As a dog hauler and garden store companion, The Chief has seen more than it’s share of slobber and sweat and ground-in dirt. But it was designed for that, so cleanup is simple and easy; no fitted rugs to worry about shampooing, just easy to wash, rugged plastic lining. In the Winter, we don’t even pay attention to the roads. We just go. The Chief has rescued stranded motorcycles, pulled trailers of various shapes and sizes, towed several vehicles out of nasty spots, blasted 24” snow drifts, crawled over gravel piles, and lugged tons of rock and bags of sand and even a rare painting or two, and yet still manages to be useful on runs to the dry cleaners. And while we’ve never made the trek out to Moab, we know we damn well could if we wanted. And that’s a comfortable feeling; the Zombie Apocalypse could be just around the corner.
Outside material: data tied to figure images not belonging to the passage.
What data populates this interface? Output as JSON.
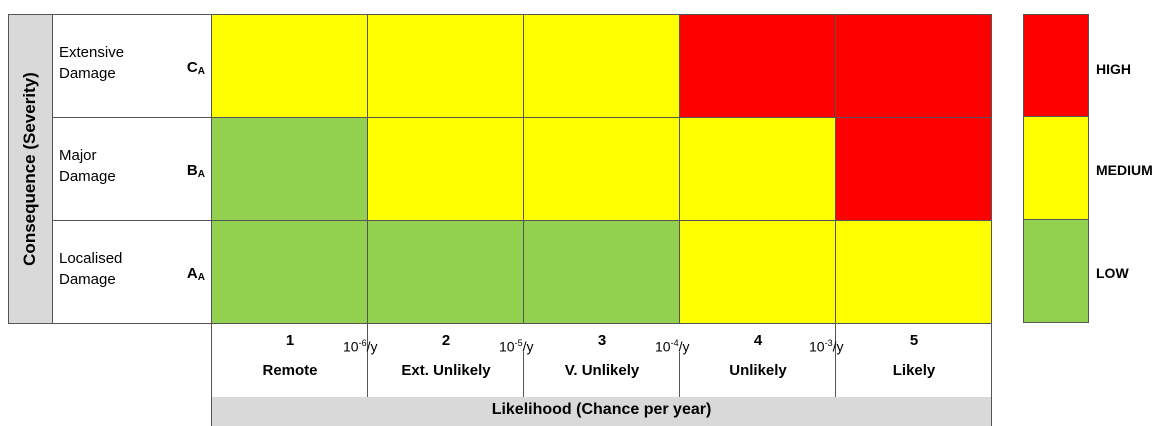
{
  "y_axis_title": "Consequence (Severity)",
  "x_axis_title": "Likelihood (Chance per year)",
  "colors": {
    "high": "#ff0000",
    "medium": "#ffff00",
    "low": "#92d050",
    "axis_bg": "#d9d9d9"
  },
  "severity_rows": [
    {
      "name_line1": "Extensive",
      "name_line2": "Damage",
      "code": "C",
      "sub": "A"
    },
    {
      "name_line1": "Major",
      "name_line2": "Damage",
      "code": "B",
      "sub": "A"
    },
    {
      "name_line1": "Localised",
      "name_line2": "Damage",
      "code": "A",
      "sub": "A"
    }
  ],
  "likelihood": [
    {
      "num": "1",
      "name": "Remote"
    },
    {
      "num": "2",
      "name": "Ext. Unlikely"
    },
    {
      "num": "3",
      "name": "V. Unlikely"
    },
    {
      "num": "4",
      "name": "Unlikely"
    },
    {
      "num": "5",
      "name": "Likely"
    }
  ],
  "thresholds": [
    {
      "base": "10",
      "exp": "-6",
      "unit": "/y"
    },
    {
      "base": "10",
      "exp": "-5",
      "unit": "/y"
    },
    {
      "base": "10",
      "exp": "-4",
      "unit": "/y"
    },
    {
      "base": "10",
      "exp": "-3",
      "unit": "/y"
    }
  ],
  "matrix": [
    [
      "medium",
      "medium",
      "medium",
      "high",
      "high"
    ],
    [
      "low",
      "medium",
      "medium",
      "medium",
      "high"
    ],
    [
      "low",
      "low",
      "low",
      "medium",
      "medium"
    ]
  ],
  "legend": [
    {
      "level": "high",
      "label": "HIGH"
    },
    {
      "level": "medium",
      "label": "MEDIUM"
    },
    {
      "level": "low",
      "label": "LOW"
    }
  ]
}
The ergonomics of an FJ Cruiser can leave a bit to be desired, but complaining about them seems petty, as it’s clear what you’re getting when you sign on the line. The blind spots behind the C-pillars wouldn’t be out of place in a sensory deprivation chamber, so an owner quickly acquaints himself with the fine art of driving with the rear-view mirrors. (The addition of a tiny backup camera on our year’s model alleviated the drama somewhat.) And the two suicide half-doors look cool and function pretty well and provide wonderful access to the rear seats, but in tight spots it’s clear why rear hinges never really became mainstream. Also, we’ve noticed the vehicle has a propensity to smell like wet dogs. (Okay, maybe that’s just ours.)
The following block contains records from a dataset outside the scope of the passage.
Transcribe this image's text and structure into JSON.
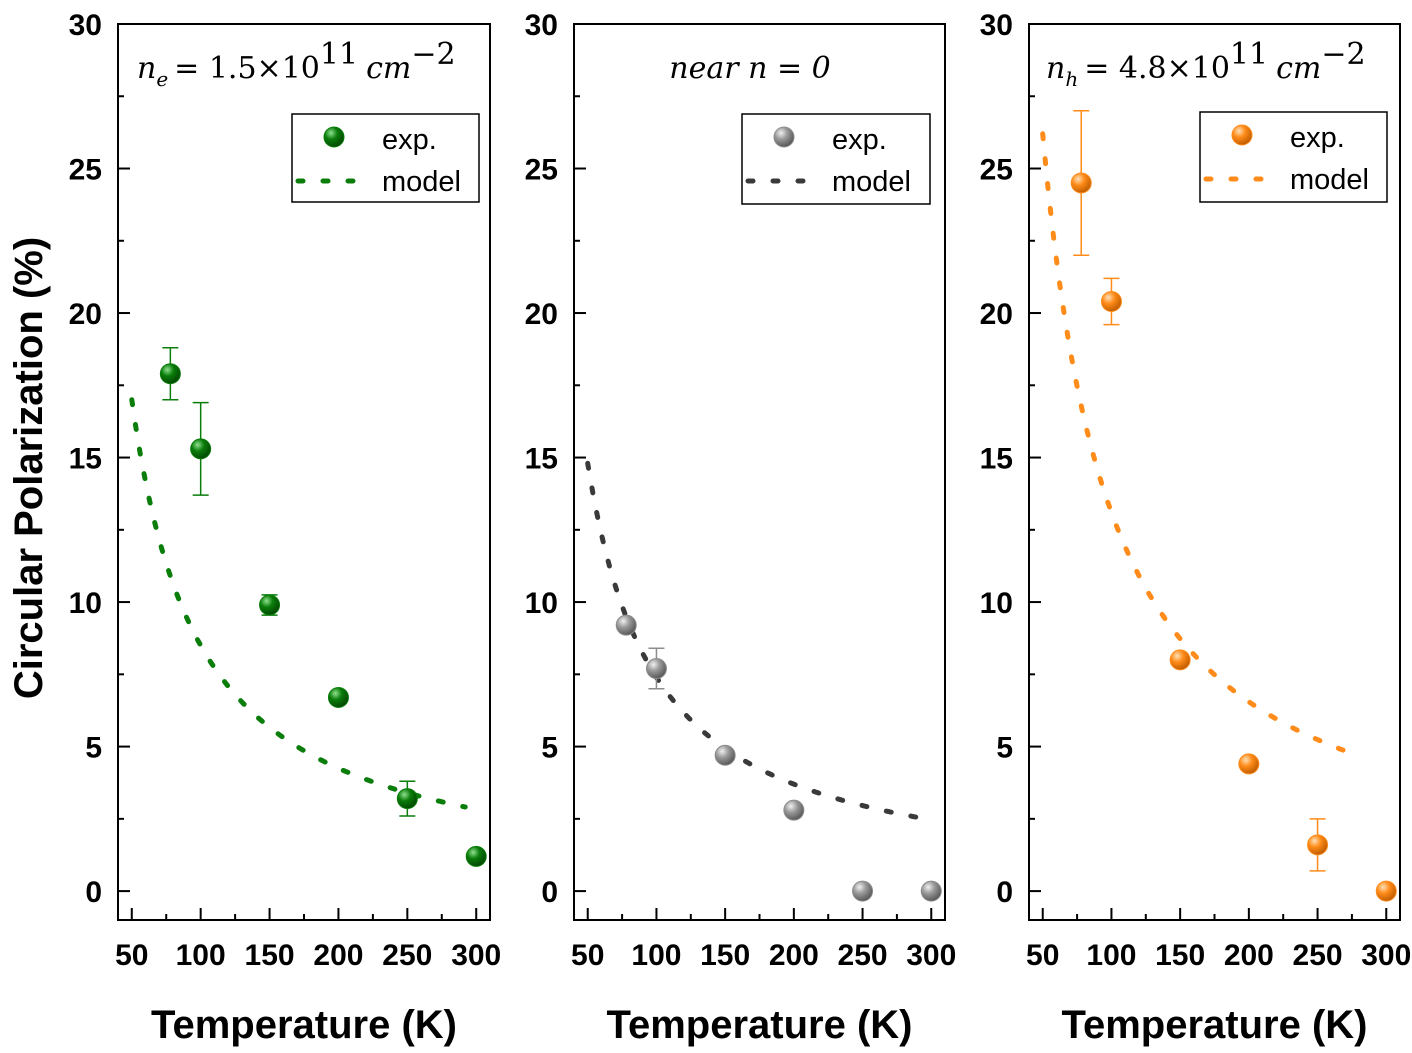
{
  "ylabel": "Circular Polarization (%)",
  "chart_data": [
    {
      "type": "scatter",
      "color": "#0a7d0a",
      "annotation": {
        "n": "n",
        "sub": "e",
        "eq": "= 1.5×10",
        "sup": "11",
        "unit": "cm",
        "unit_sup": "−2"
      },
      "xlabel": "Temperature (K)",
      "xlim": [
        40,
        310
      ],
      "ylim": [
        -1,
        30
      ],
      "xticks": [
        50,
        100,
        150,
        200,
        250,
        300
      ],
      "yticks": [
        0,
        5,
        10,
        15,
        20,
        25,
        30
      ],
      "legend": {
        "exp_label": "exp.",
        "model_label": "model",
        "position": "top-right"
      },
      "exp": {
        "x": [
          78,
          100,
          150,
          200,
          250,
          300
        ],
        "y": [
          17.9,
          15.3,
          9.9,
          6.7,
          3.2,
          1.2
        ],
        "err": [
          0.9,
          1.6,
          0.35,
          0.15,
          0.6,
          0.2
        ]
      },
      "model": {
        "A": 850,
        "p": 1.0,
        "x_start": 50,
        "x_end": 292
      }
    },
    {
      "type": "scatter",
      "color": "#8c8c8c",
      "line_color": "#3a3a3a",
      "annotation": {
        "text": "near n = 0"
      },
      "xlabel": "Temperature (K)",
      "xlim": [
        40,
        310
      ],
      "ylim": [
        -1,
        30
      ],
      "xticks": [
        50,
        100,
        150,
        200,
        250,
        300
      ],
      "yticks": [
        0,
        5,
        10,
        15,
        20,
        25,
        30
      ],
      "legend": {
        "exp_label": "exp.",
        "model_label": "model",
        "position": "top-right"
      },
      "exp": {
        "x": [
          78,
          100,
          150,
          200,
          250,
          300
        ],
        "y": [
          9.2,
          7.7,
          4.7,
          2.8,
          0.0,
          0.0
        ],
        "err": [
          0.15,
          0.7,
          0.15,
          0.1,
          0.0,
          0.0
        ]
      },
      "model": {
        "A": 740,
        "p": 1.0,
        "x_start": 50,
        "x_end": 290
      }
    },
    {
      "type": "scatter",
      "color": "#ff8c1a",
      "annotation": {
        "n": "n",
        "sub": "h",
        "eq": "= 4.8×10",
        "sup": "11",
        "unit": "cm",
        "unit_sup": "−2"
      },
      "xlabel": "Temperature (K)",
      "xlim": [
        40,
        310
      ],
      "ylim": [
        -1,
        30
      ],
      "xticks": [
        50,
        100,
        150,
        200,
        250,
        300
      ],
      "yticks": [
        0,
        5,
        10,
        15,
        20,
        25,
        30
      ],
      "legend": {
        "exp_label": "exp.",
        "model_label": "model",
        "position": "top-right"
      },
      "exp": {
        "x": [
          78,
          100,
          150,
          200,
          250,
          300
        ],
        "y": [
          24.5,
          20.4,
          8.0,
          4.4,
          1.6,
          0.0
        ],
        "err": [
          2.5,
          0.8,
          0.0,
          0.0,
          0.9,
          0.0
        ]
      },
      "model": {
        "A": 1310,
        "p": 1.0,
        "x_start": 50,
        "x_end": 280
      }
    }
  ]
}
And now the oddest thing: Cost of ownership. Vehicle depreciation curves tend to be as predictable as the tides and as steep as the lip of a canyon; as the saying goes, “That first step is a killer.” Buying a new car generally introduces the buyer to a financial open elevator shaft of retained value (I’m talking to you, owners of Ford Fiestas and Fiat 500s). But over the life of the vehicle, no single automobile in America has retained more value than the FJ Cruiser. Let me repeat that: The FJ Cruiser has the best resale of any vehicle sold in America. (I’m not including limited production unobtainium hypercars like the Porsche 918 or McLaren P1, wisenheimers, so just don’t.) JD Powers backs this up, as does NADA (the National Automobile Dealers Association). Fun fact: A recent NADA report shows the average three-year-old FJ Cruiser is worth 98% of its original sale price. 98%! Back in 2011 when we bought The Chief, we paid roughly $35,000. To my utter amazement, there are significantly higher-mile versions of the same year and model trading on Cars.com at this very moment for north of that amount. To quote a wise man: “Well I’ll be damned…” Evidently not all depreciation curves are created equal.
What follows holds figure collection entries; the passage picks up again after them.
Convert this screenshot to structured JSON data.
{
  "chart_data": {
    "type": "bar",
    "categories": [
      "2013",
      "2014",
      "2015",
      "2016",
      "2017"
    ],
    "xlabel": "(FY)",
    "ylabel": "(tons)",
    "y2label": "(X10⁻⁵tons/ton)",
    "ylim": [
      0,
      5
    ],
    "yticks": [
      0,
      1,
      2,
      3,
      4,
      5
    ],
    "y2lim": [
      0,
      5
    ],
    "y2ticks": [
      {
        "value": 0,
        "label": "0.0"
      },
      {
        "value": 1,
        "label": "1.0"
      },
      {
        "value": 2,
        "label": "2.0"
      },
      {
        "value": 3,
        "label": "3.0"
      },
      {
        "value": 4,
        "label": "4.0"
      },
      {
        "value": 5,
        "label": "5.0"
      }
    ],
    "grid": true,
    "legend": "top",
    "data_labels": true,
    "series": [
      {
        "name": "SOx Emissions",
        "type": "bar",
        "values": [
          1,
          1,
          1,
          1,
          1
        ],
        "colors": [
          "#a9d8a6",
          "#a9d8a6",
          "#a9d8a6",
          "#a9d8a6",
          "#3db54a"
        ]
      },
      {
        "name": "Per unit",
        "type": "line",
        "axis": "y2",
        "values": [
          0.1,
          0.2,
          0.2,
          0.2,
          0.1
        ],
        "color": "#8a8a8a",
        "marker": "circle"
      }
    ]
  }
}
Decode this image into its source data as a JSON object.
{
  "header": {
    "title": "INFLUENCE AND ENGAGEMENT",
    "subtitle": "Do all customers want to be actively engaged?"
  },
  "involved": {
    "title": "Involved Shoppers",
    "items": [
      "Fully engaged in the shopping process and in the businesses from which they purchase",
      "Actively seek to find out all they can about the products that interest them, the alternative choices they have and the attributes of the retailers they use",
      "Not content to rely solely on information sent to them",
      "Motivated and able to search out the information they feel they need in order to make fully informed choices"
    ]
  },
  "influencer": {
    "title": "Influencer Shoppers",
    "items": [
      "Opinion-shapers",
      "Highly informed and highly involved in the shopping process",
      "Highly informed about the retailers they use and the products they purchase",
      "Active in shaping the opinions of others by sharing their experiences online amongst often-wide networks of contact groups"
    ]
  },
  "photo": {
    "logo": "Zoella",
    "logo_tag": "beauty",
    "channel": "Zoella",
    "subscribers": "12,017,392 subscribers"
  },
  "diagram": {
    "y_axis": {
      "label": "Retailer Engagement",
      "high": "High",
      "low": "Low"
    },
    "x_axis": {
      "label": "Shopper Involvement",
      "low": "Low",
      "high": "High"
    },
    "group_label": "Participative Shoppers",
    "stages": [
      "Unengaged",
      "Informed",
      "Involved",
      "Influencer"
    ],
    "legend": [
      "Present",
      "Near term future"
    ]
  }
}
Thus The Chief even turned out to be a great buy. But really, that’s just a happy bonue in our household. The Chief makes Dreamy Wife and I happy, period, full stop. We always chuckle a bit when we see it’s bright red top poking above the inevitably shorter vehicles in whatever parking lot it's parked, and while it’s too tall to fit in my office parking garage, that’s no matter. Ruscha and Rocco, our two German Shorthaired Pointers, love to ride around in it and consider it theirs. It provides a feeling of solidity and invincibility in an increasingly fragile and disturbed world. And it makes us smile goofy smiles. And that, gentle readers, is an unquantifiable investment return if there ever was one.